Jamaica Cancer Society brings treatment to underserved communities

Yulit Gordon (3rd right), executive director of the Jamaica Cancer Society makes a point during the JN Power of Pink think tank session.  Listening are from left: Kamala McWhinney, psychologist and breast cancer survivor; Dr Beverley Wright, director, health systems support and monitoring unit in the Ministry of Health; Dr Saphire Longmore, consultant psychiatrist and breast cancer survivor and Dr Damian Ffriend, senior manager, JN Life Insurance.

Yulit Gordon (3rd right), executive director of the Jamaica Cancer Society makes a point during the JN Power of Pink think tank session. Listening are from left: Kamala McWhinney, psychologist and breast cancer survivor; Dr Beverley Wright, director, health systems support and monitoring unit in the Ministry of Health; Dr Saphire Longmore, consultant psychiatrist and breast cancer survivor and Dr Damian Ffriend, senior manager, JN Life Insurance.

With its mobile mammography unit out of service, the Jamaica Cancer Society (JCS) has forged partnerships with private radiology centres across the country, to transport women from underserved communities to those centres, to do their mammography screenings, and pay for them.

“The Society provided small grants totalling $4 million in 2018, to vulnerable and underserved individuals to access cancer treatment,” Yulit Gordon, executive director of the Jamaica Cancer Society, revealed.

Gordon was one of eight panellists at a think tank session organised by the JN Group under its Power of Pink initiative to observe October as Breast Cancer Awareness Month. The forum, which was held at JN Financial Services Centre in New Kingston last Thursday was the first of a three-part series of conversations entitled: Beyond Breast Cancer. 

She pointed out that an estimated one in 21 women will be diagnosed with breast cancer, which is the leading cause of cancer-related deaths among Jamaican women.

“The Jamaica Cancer Society remains focused on primary and secondary prevention. We continue to stress the importance of monthly breast self-examination; clinical examinations; and annual mammograms, as key strategies to detect breast cancer in its early stages.” 

High on the agenda of the JCS is lobbying the government to enforce tobacco regulations and enact comprehensive tobacco legislation, to address tobacco advertising, promotion and sponsorship.

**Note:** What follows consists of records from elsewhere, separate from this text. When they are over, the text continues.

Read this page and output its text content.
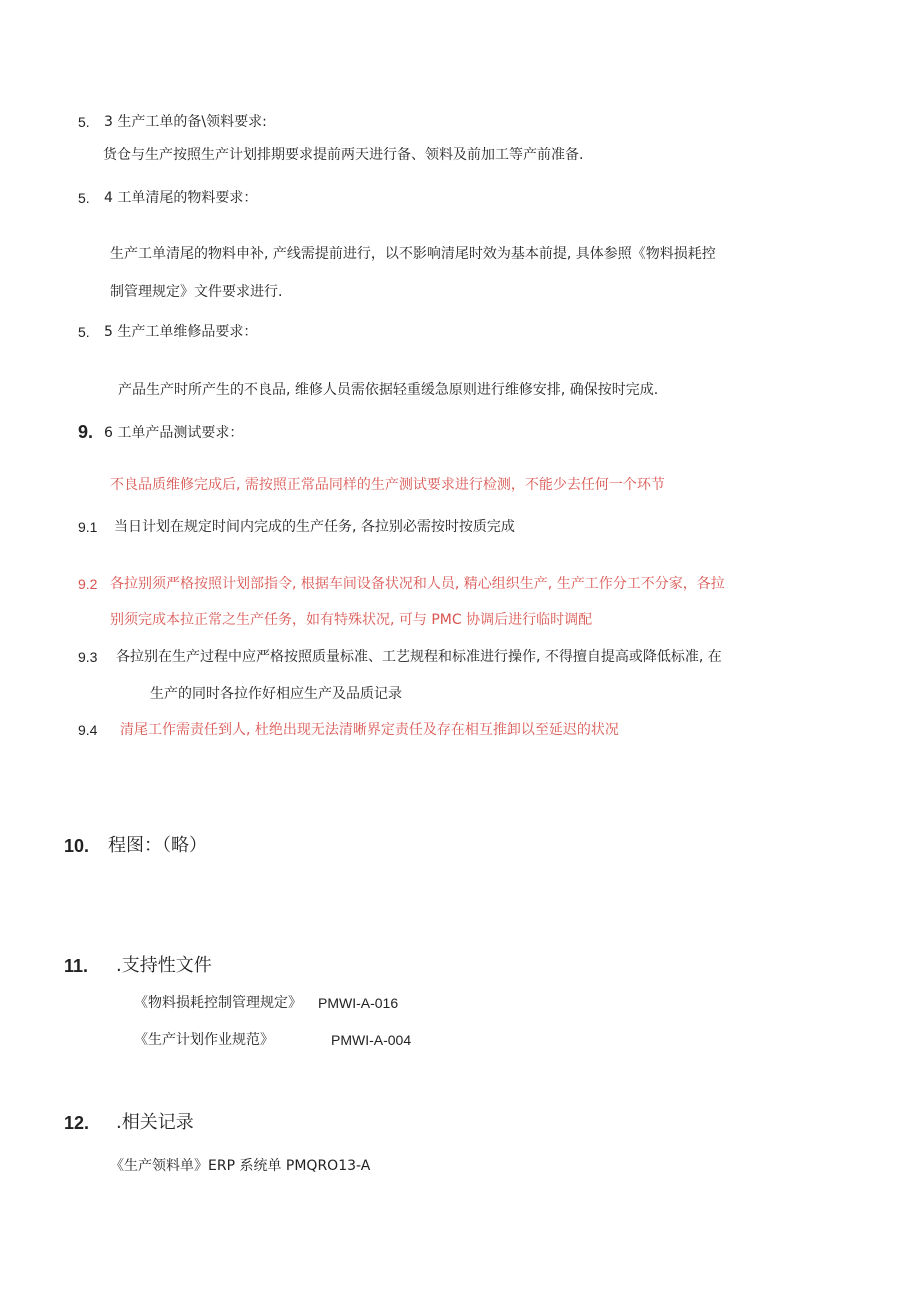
5. 3 生产工单的备\领料要求:
货仓与生产按照生产计划排期要求提前两天进行备、领料及前加工等产前准备.
5. 4 工单清尾的物料要求：
生产工单清尾的物料申补, 产线需提前进行，以不影响清尾时效为基本前提, 具体参照《物料损耗控
制管理规定》文件要求进行.
5. 5 生产工单维修品要求：
产品生产时所产生的不良品, 维修人员需依据轻重缓急原则进行维修安排, 确保按时完成.
9. 6 工单产品测试要求：
不良品质维修完成后, 需按照正常品同样的生产测试要求进行检测，不能少去任何一个环节
9.1 当日计划在规定时间内完成的生产任务, 各拉别必需按时按质完成
9.2 各拉别须严格按照计划部指令, 根据车间设备状况和人员, 精心组织生产, 生产工作分工不分家，各拉
别须完成本拉正常之生产任务，如有特殊状况, 可与 PMC 协调后进行临时调配
9.3 各拉别在生产过程中应严格按照质量标准、工艺规程和标准进行操作, 不得擅自提高或降低标准, 在
生产的同时各拉作好相应生产及品质记录
9.4 清尾工作需责任到人, 杜绝出现无法清晰界定责任及存在相互推卸以至延迟的状况
10. 程图：（略）
11. .支持性文件
《物料损耗控制管理规定》 PMWI-A-016
《生产计划作业规范》	PMWI-A-004
12. .相关记录
《生产领料单》ERP 系统单 PMQRO13-A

“Through sustained education, we continue to influence the health-seeking behaviours of our population, stressing the importance of physical activity, eating healthy meals, abstaining from smoking; and harmful use of alcohol,” she said.

Gordon disclosed that significant progress has been made in cancer research to identify the risk factors that promote the development of cancer.

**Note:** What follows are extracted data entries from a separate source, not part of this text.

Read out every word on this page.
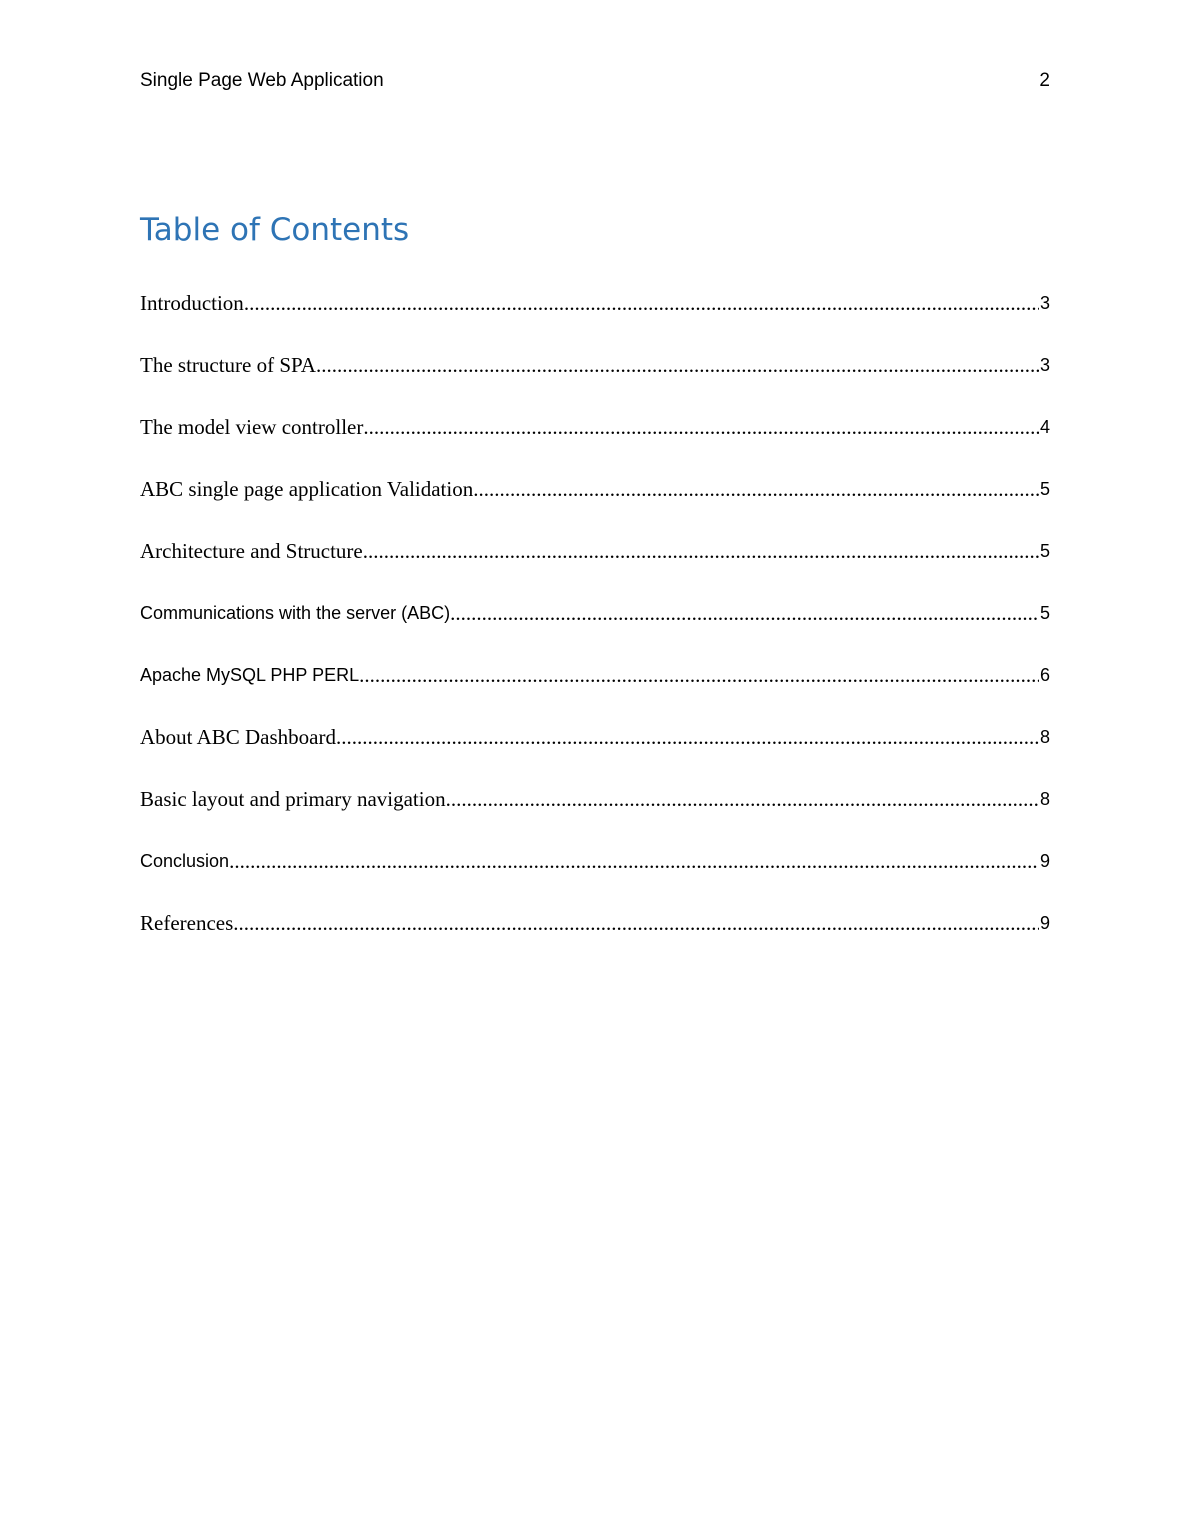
Single Page Web Application	2
Table of Contents
Introduction .....	3
The structure of SPA .....	3
The model view controller .....	4
ABC single page application Validation .....	5
Architecture and Structure .....	5
Communications with the server (ABC) .....	5
Apache MySQL PHP PERL .....	6
About ABC Dashboard .....	8
Basic layout and primary navigation .....	8
Conclusion .....	9
References .....	9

“There are new and improved treatment options with more new drugs being placed in clinical trials.  However, despite the significant progress made, cancer remains a major health challenge.”

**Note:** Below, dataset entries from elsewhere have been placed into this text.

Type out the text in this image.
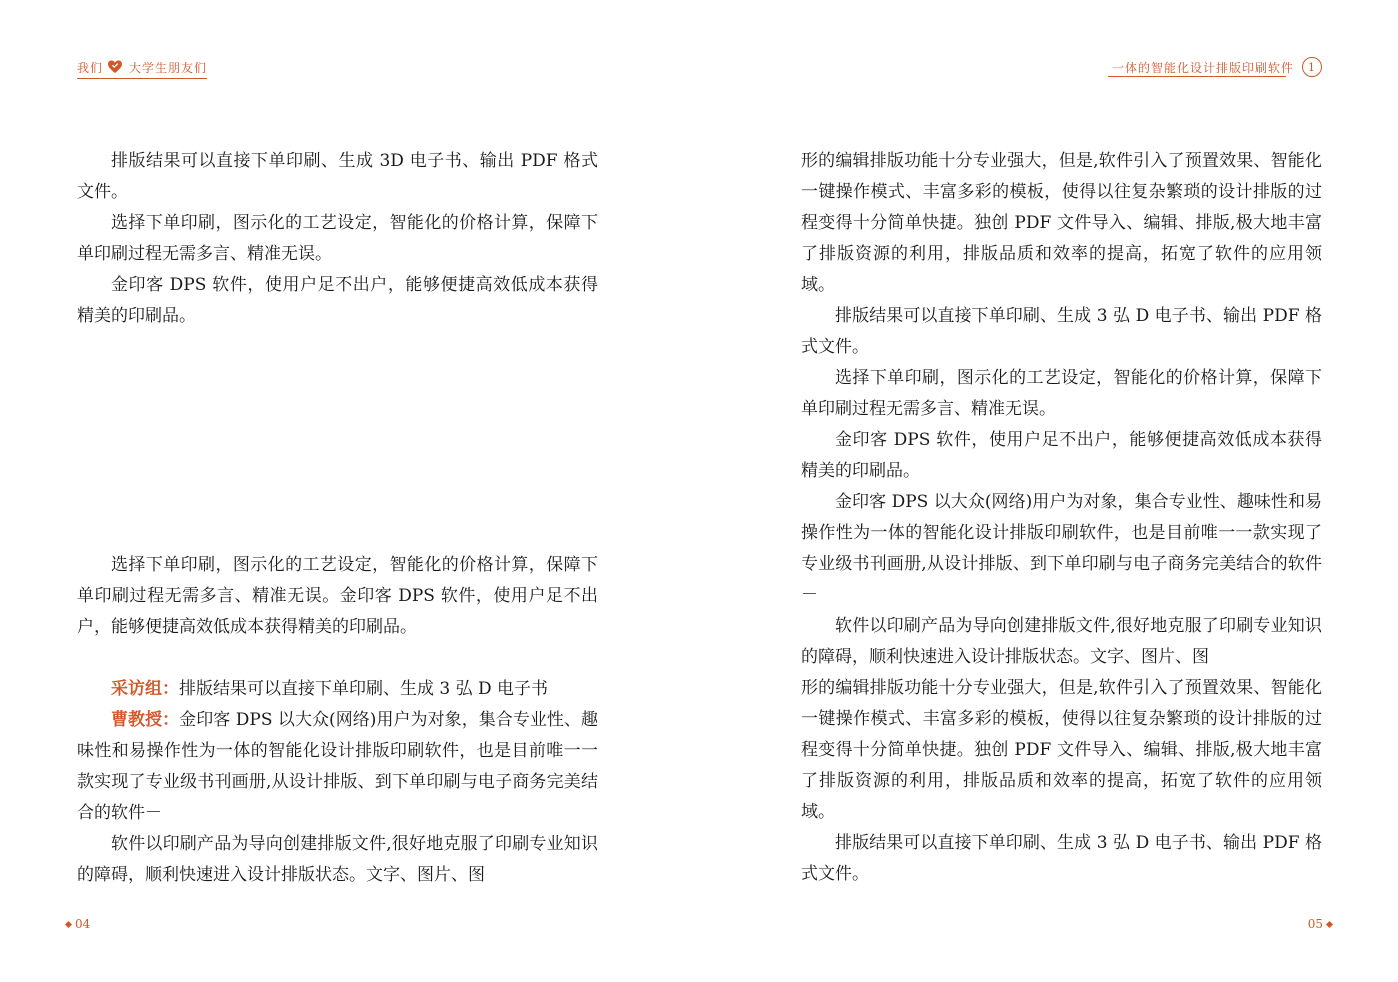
我们 大学生朋友们	一体的智能化设计排版印刷软件	1

排版结果可以直接下单印刷、生成 3D 电子书、输出 PDF 格式文件。

选择下单印刷，图示化的工艺设定，智能化的价格计算，保障下单印刷过程无需多言、精准无误。

金印客 DPS 软件，使用户足不出户，能够便捷高效低成本获得精美的印刷品。

选择下单印刷，图示化的工艺设定，智能化的价格计算，保障下单印刷过程无需多言、精准无误。金印客 DPS 软件，使用户足不出户，能够便捷高效低成本获得精美的印刷品。

采访组：排版结果可以直接下单印刷、生成 3 弘 D 电子书

曹教授：金印客 DPS 以大众(网络)用户为对象，集合专业性、趣味性和易操作性为一体的智能化设计排版印刷软件，也是目前唯一一款实现了专业级书刊画册,从设计排版、到下单印刷与电子商务完美结合的软件－

软件以印刷产品为导向创建排版文件,很好地克服了印刷专业知识的障碍，顺利快速进入设计排版状态。文字、图片、图

04

形的编辑排版功能十分专业强大，但是,软件引入了预置效果、智能化一键操作模式、丰富多彩的模板，使得以往复杂繁琐的设计排版的过程变得十分简单快捷。独创 PDF 文件导入、编辑、排版,极大地丰富了排版资源的利用，排版品质和效率的提高，拓宽了软件的应用领域。

排版结果可以直接下单印刷、生成 3 弘 D 电子书、输出 PDF 格式文件。

选择下单印刷，图示化的工艺设定，智能化的价格计算，保障下单印刷过程无需多言、精准无误。

金印客 DPS 软件，使用户足不出户，能够便捷高效低成本获得精美的印刷品。

金印客 DPS 以大众(网络)用户为对象，集合专业性、趣味性和易操作性为一体的智能化设计排版印刷软件，也是目前唯一一款实现了专业级书刊画册,从设计排版、到下单印刷与电子商务完美结合的软件－

软件以印刷产品为导向创建排版文件,很好地克服了印刷专业知识的障碍，顺利快速进入设计排版状态。文字、图片、图

形的编辑排版功能十分专业强大，但是,软件引入了预置效果、智能化一键操作模式、丰富多彩的模板，使得以往复杂繁琐的设计排版的过程变得十分简单快捷。独创 PDF 文件导入、编辑、排版,极大地丰富了排版资源的利用，排版品质和效率的提高，拓宽了软件的应用领域。

排版结果可以直接下单印刷、生成 3 弘 D 电子书、输出 PDF 格式文件。

05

‘We need to place greater emphasis on cancer survivorship and quality of life.  We need to establish more support groups, like the Jamaica Reach to Recovery and in more recent times, the Brothers United against Prostate Cancer, for those faced with cancer, so that they can access the emotional, psychological and spiritual help in battling the disease,” she appealed.

Other members participating in the discussion included: Kamala McWhinney, a psychologist and survivor; Dr Andre Williams, integrative oncologist; Dr Beverly Wright, director, Health Systems Support and Monitoring Unit, Ministry of Health and Wellness; Mrs Carolind Graham, chairman, Jamaica Reach for Recovery; Senator Dr Sapphire Longmore, Consultant psychiatrist and survivor; Janice Robinson Longmore, Chief Operations, JN Bank; and Dr Damian Ffriend, Senior Manager, JN Life Insurance Company.

Power of Pink is an initiative of the JN Group to observe October as Breast Cancer Awareness Month. The initiative, now in its second year, is geared to support the Jamaica Cancer Society, to create more awareness about the importance of early detection, to empower survivors; as well as, to pay homage to those who have lost the battle.